QR code serialization process

Now that we know exactly how encoding works, we can reverse it without breaking a sweat. First, let's reverse the Base45 encoding and decompress the data.

import zlib
from base45 import b45decode

base45_data = qr_code_data[len("HC1:"):]
compressed_data = b45decode(base45_data)
cose_signed_document = zlib.decompress(compressed_data)
print(cose_signed_document)

Now we're getting somewhere — if you've been following along, you should see your name and some other personal info in the output, surrounded by seemingly random characters. From the spec, we know this is COSE/CBOR data.

CBOR stands for Concise Binary Object Representation. It was inspired by JSON, but sacrifices readability for brevity to pack more information into a smaller space.

COSE stands for CBOR Object Signature and Encryption.

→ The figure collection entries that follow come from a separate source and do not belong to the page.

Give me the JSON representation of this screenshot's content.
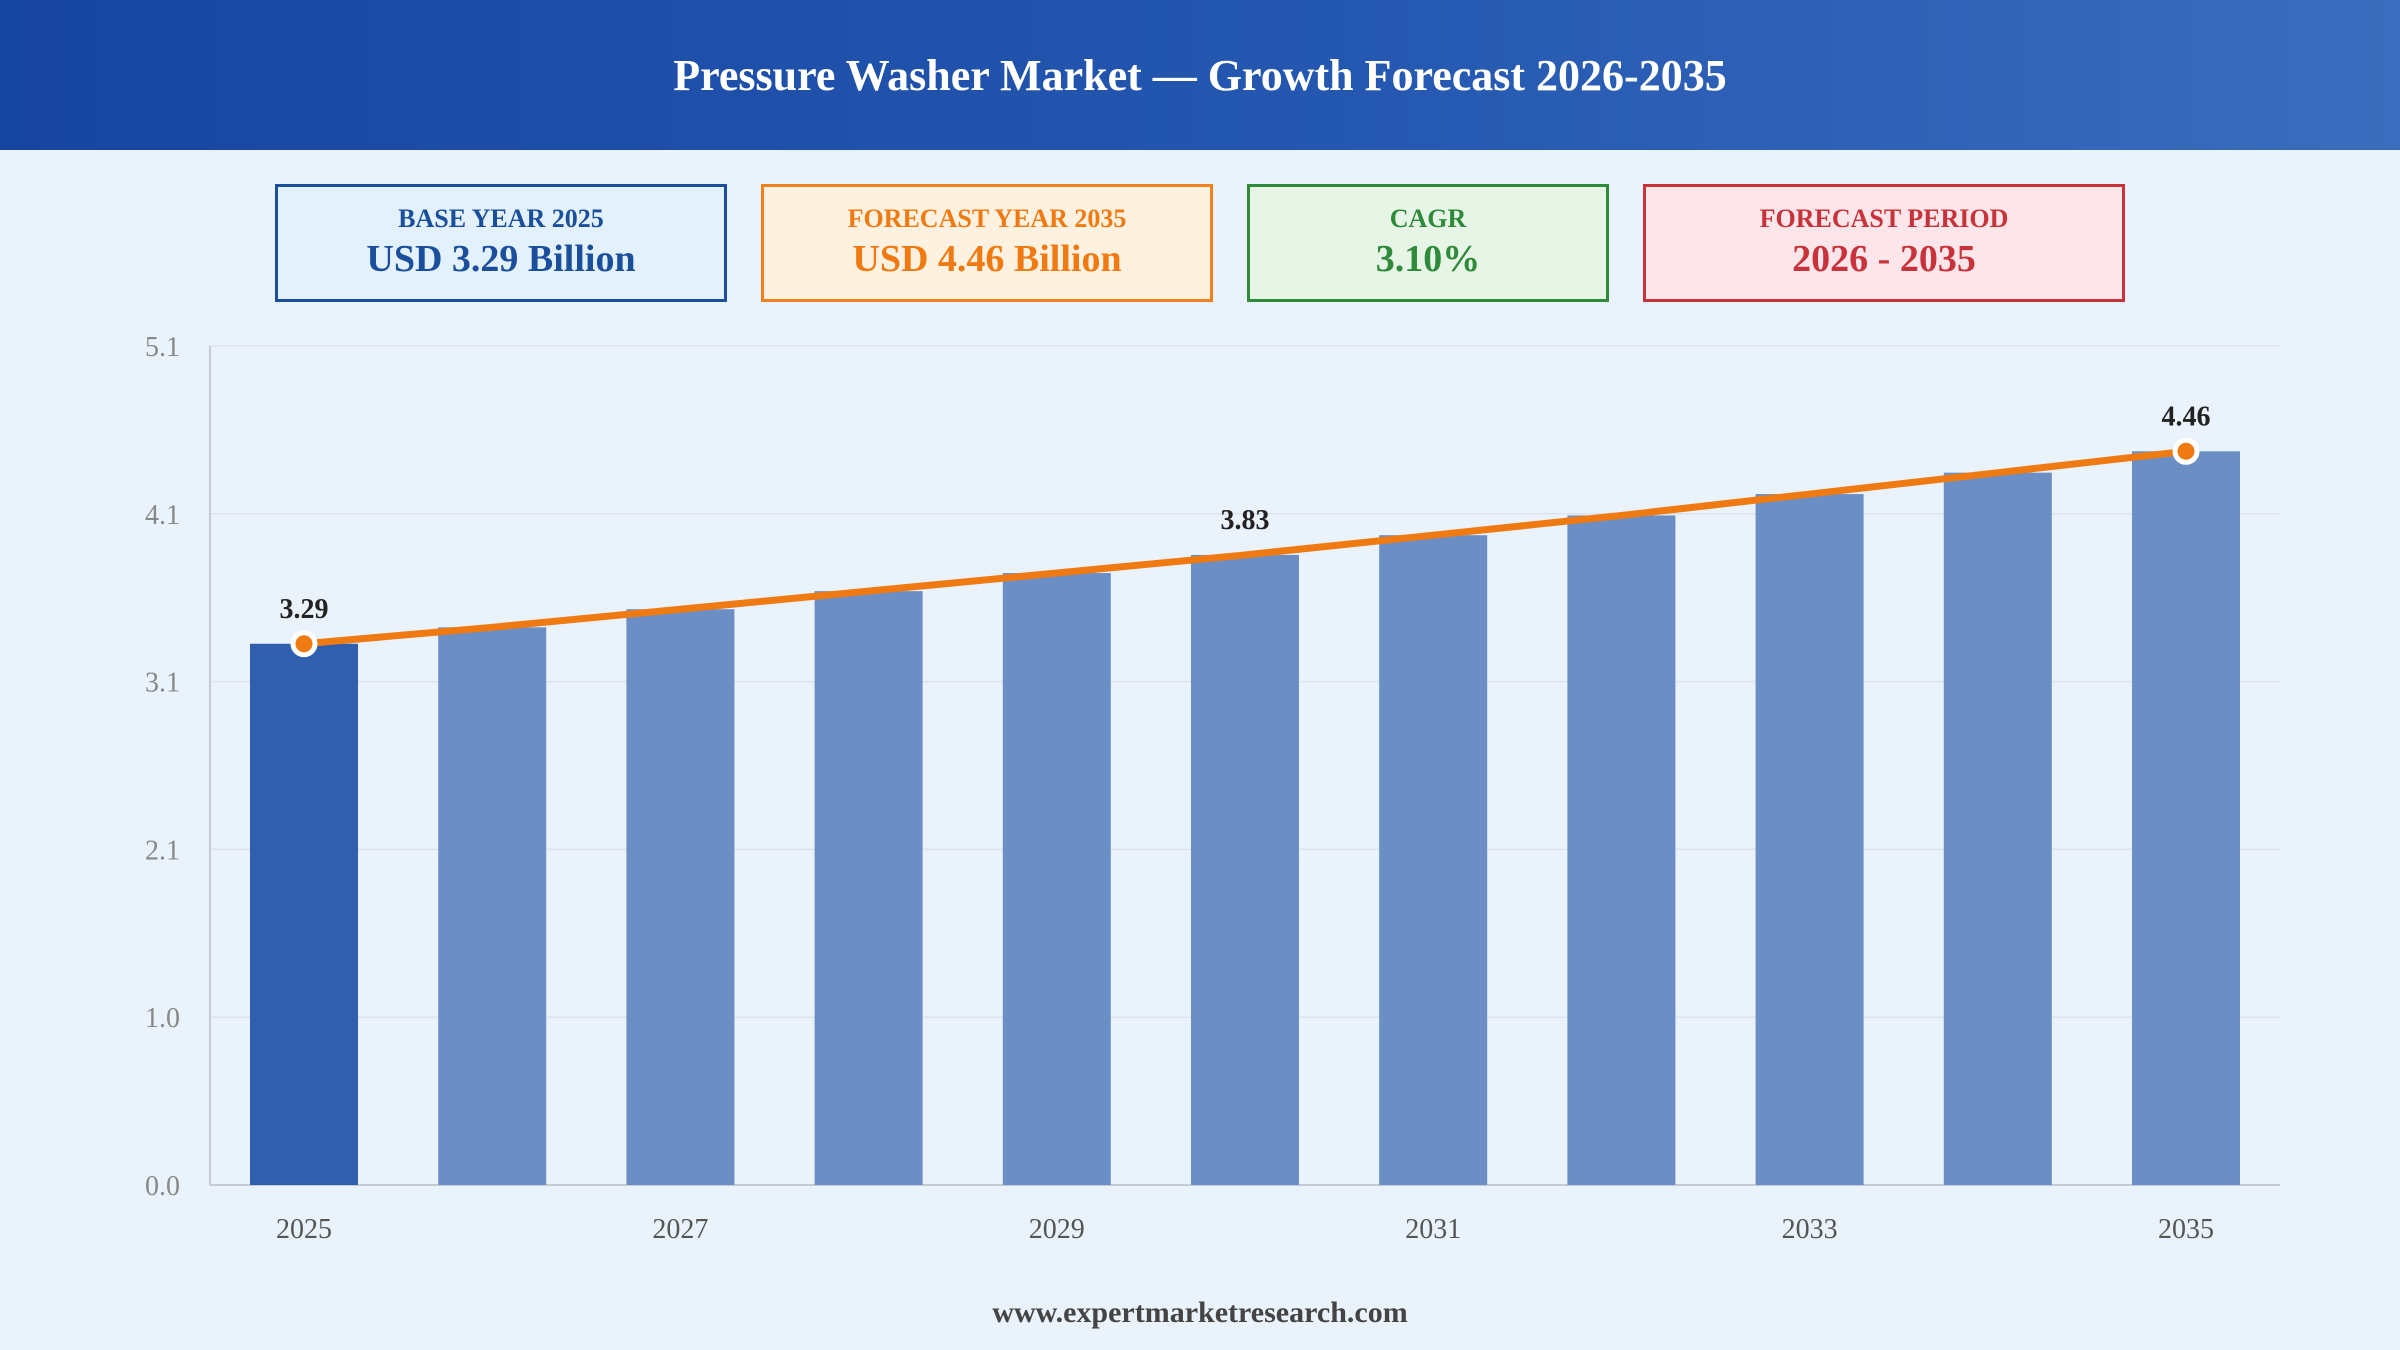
{
  "header": {
    "title": "Pressure Washer Market — Growth Forecast 2026-2035"
  },
  "cards": {
    "base": {
      "label": "BASE YEAR 2025",
      "value": "USD 3.29 Billion"
    },
    "forecast": {
      "label": "FORECAST YEAR 2035",
      "value": "USD 4.46 Billion"
    },
    "cagr": {
      "label": "CAGR",
      "value": "3.10%"
    },
    "period": {
      "label": "FORECAST PERIOD",
      "value": "2026 - 2035"
    }
  },
  "chart_data": {
    "type": "bar",
    "title": "",
    "xlabel": "",
    "ylabel": "",
    "categories": [
      "2025",
      "2026",
      "2027",
      "2028",
      "2029",
      "2030",
      "2031",
      "2032",
      "2033",
      "2034",
      "2035"
    ],
    "values": [
      3.29,
      3.39,
      3.5,
      3.61,
      3.72,
      3.83,
      3.95,
      4.07,
      4.2,
      4.33,
      4.46
    ],
    "x_tick_labels": [
      "2025",
      "2027",
      "2029",
      "2031",
      "2033",
      "2035"
    ],
    "y_tick_labels": [
      "0.0",
      "1.0",
      "2.1",
      "3.1",
      "4.1",
      "5.1"
    ],
    "ylim": [
      0,
      5.1
    ],
    "data_labels": [
      {
        "category": "2025",
        "text": "3.29"
      },
      {
        "category": "2030",
        "text": "3.83"
      },
      {
        "category": "2035",
        "text": "4.46"
      }
    ],
    "trend_line": true,
    "grid": true,
    "colors": {
      "base_bar": "#2f5fae",
      "bar": "#6b8fc4",
      "trend": "#f07a12",
      "grid": "#dde3ec",
      "axis": "#c5cbd3"
    }
  },
  "footer": {
    "url": "www.expertmarketresearch.com"
  }
}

It's the secret sauce of the QR code, containing a digitally-signed payload (i.e. your vaccination info) that anyone can verify using a public key. Of course, if you got your hands on the private key, you could issue a cert to absolutely anyone... even Adolf Hilter. That actually happened.

We don't need to delve into COSE/CBOR too deeply here. Let's just crack the code open and grab our data!

import cbor2
from cose.messages import CoseMessage

cose_message = CoseMessage.decode(cose_signed_document)
payload = cbor2.loads(cose_message.payload)
print(payload)

It's as simple as that! We can go one step further and print the payload object with some nice formatting and syntax highlighting to make it easy to read.

import json
from pygments import highlight
from pygments.formatters import TerminalFormatter
from pygments.lexers import JsonLexer

payload_json = json.dumps(payload, indent=2)
print(highlight(payload_json, JsonLexer(), TerminalFormatter()))

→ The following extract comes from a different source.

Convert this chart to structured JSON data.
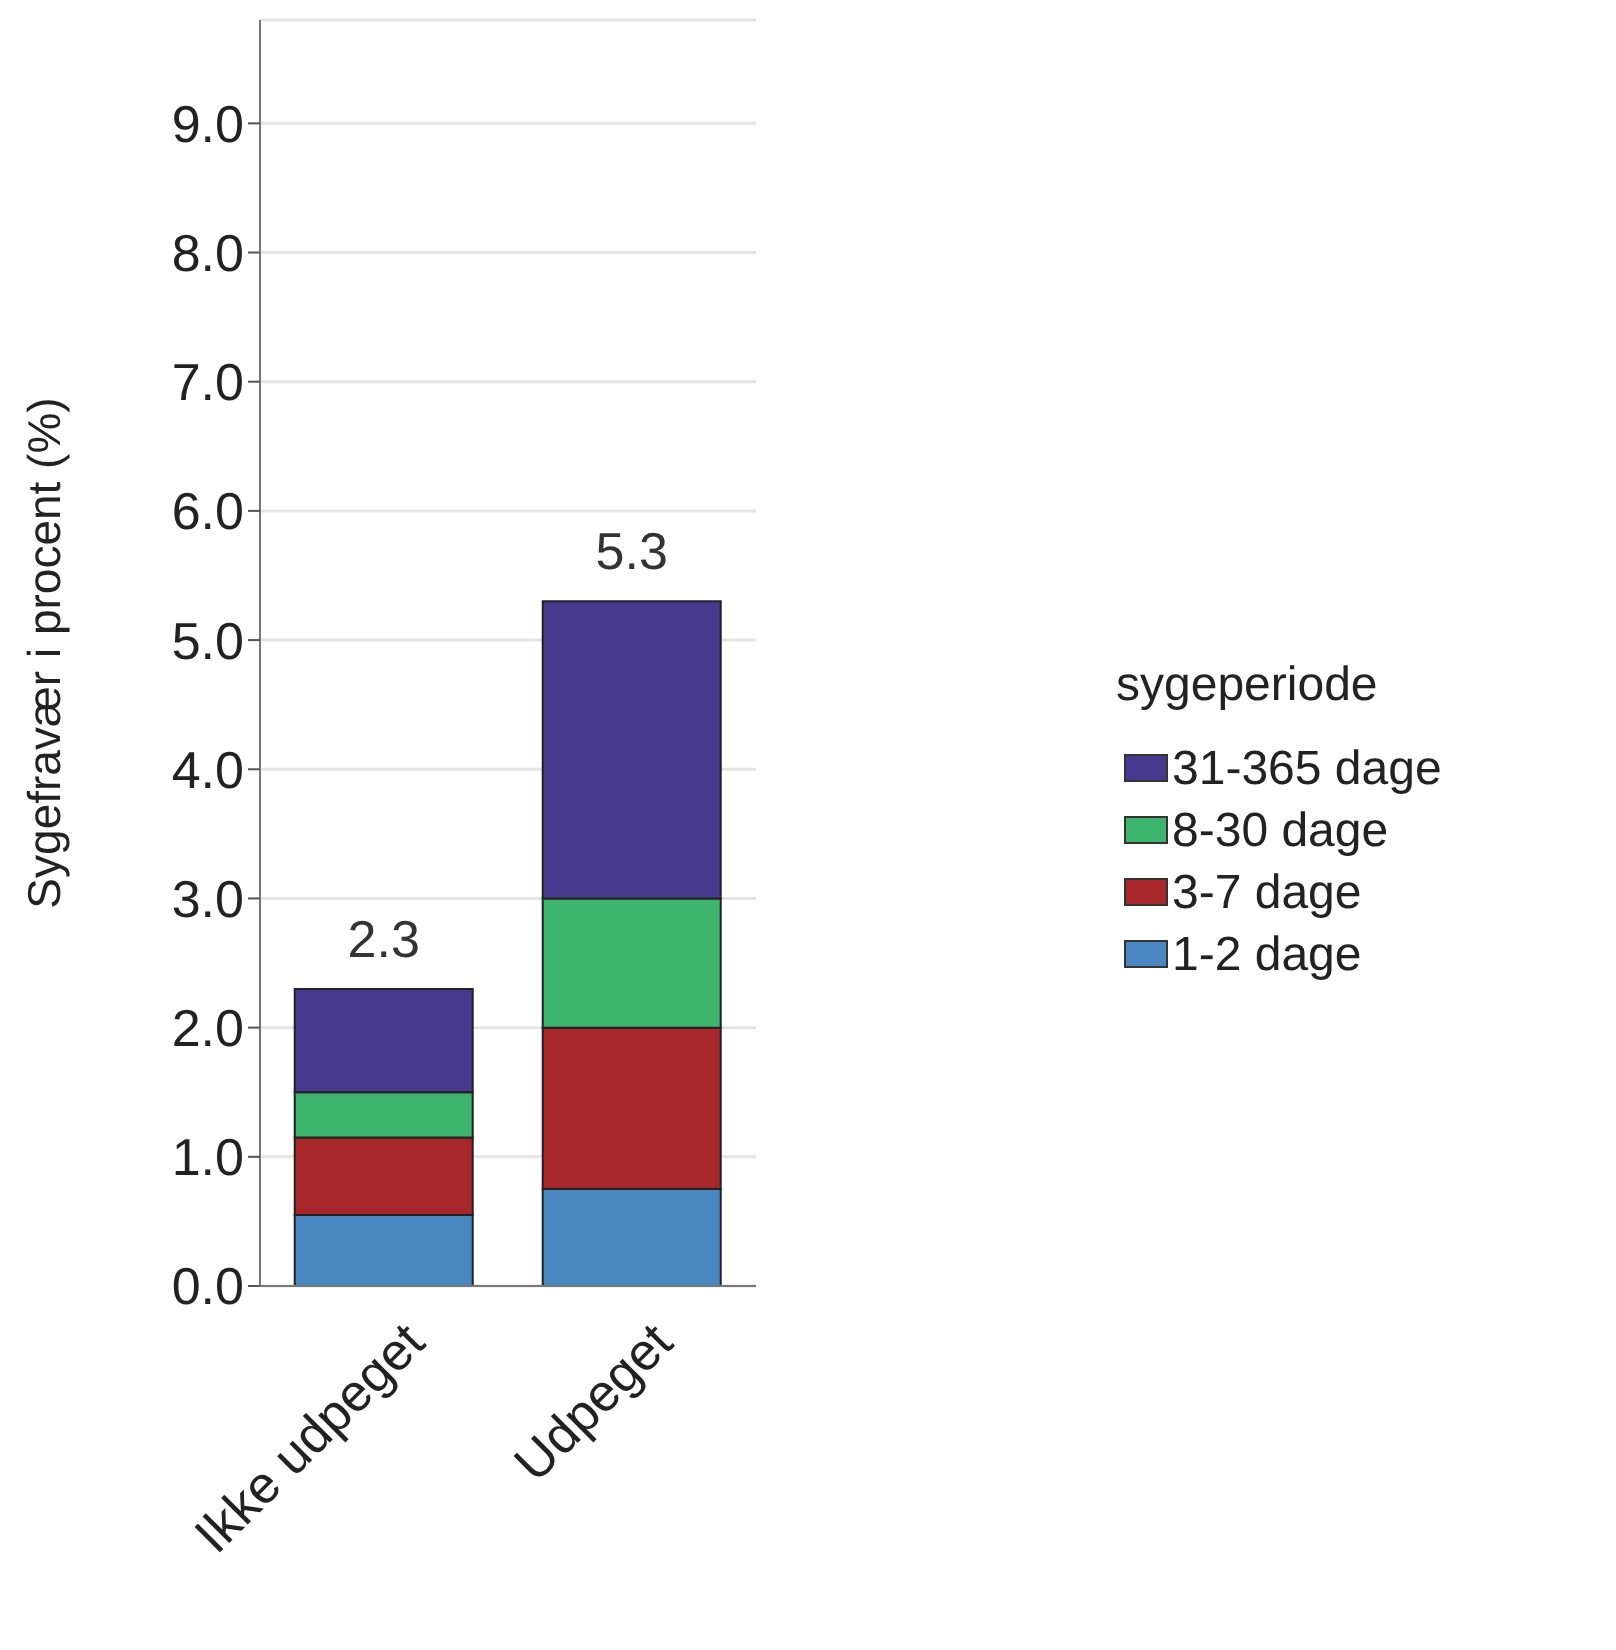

Here's what the anonymised output looks like for someone who got three doses of Pfizer/Biontech's Comirnaty mRNA vaccine in Ireland, for example.

{
  "4": 0000000000,
  "6": 0000000000,
  "1": "IE",
  "-260": {
    "1": {
      "nam": {
        "fnt": "SMITH",
        "gnt": "JOHN",
        "fn": "Smith",
        "gn": "John"
      },
      "dob": "XXXX-XX-XX",
      "v": [
        {
          "dn": 3.0,
          "sd": 3.0,
          "dt": "XXXX-XX-XX",
          "ci": "URN:UVCI:01:IE:XXXXXXXX",
          "tg": "840539006",
          "vp": "1119349007",
          "mp": "EU/1/20/1528",
          "ma": "ORG-100030215",
          "co": "IE",
          "is": "Department of Health Ireland"
        }
      ],
      "ver": "1.3.0"
    }
  }
}

All of the JSON keys are abbreviated to help squeeze the data into a single QR code. The EU has published a JSON schema spec you can use to figure out what's what. For example:

4 is the timestamp the cert was issued at.
6 is the timestamp the cert expires at.
fn is the family name and gn is the given name.
ci is a unique identifier for the Digital COVID Cert.
tg is the targeted disease (i.e. COVID-19).
vp, mp and ma contain info on the vaccine and its manufacturer.
dn is the number of doses given.
sd is the total number of doses recommended.
dt is the date of the most recent dose in YYYY-MM-DD format.

As you can see, your name, date of birth and vaccination record (down to the date of your last dose) can be extracted from the QR code in a couple of lines of code. The QR code's data may be digitally signed, but it's not encrypted. Think twice before posting a screenshot of your QR code if you're not comfortable sharing all of that info.

You can check out the full source on GitHub. If there's interest, then I'll do a follow-up on how to verify the QR code yourself and what happens if you try to make a fake one.

Over to you — fire up Python, decode your QR code and see what you find!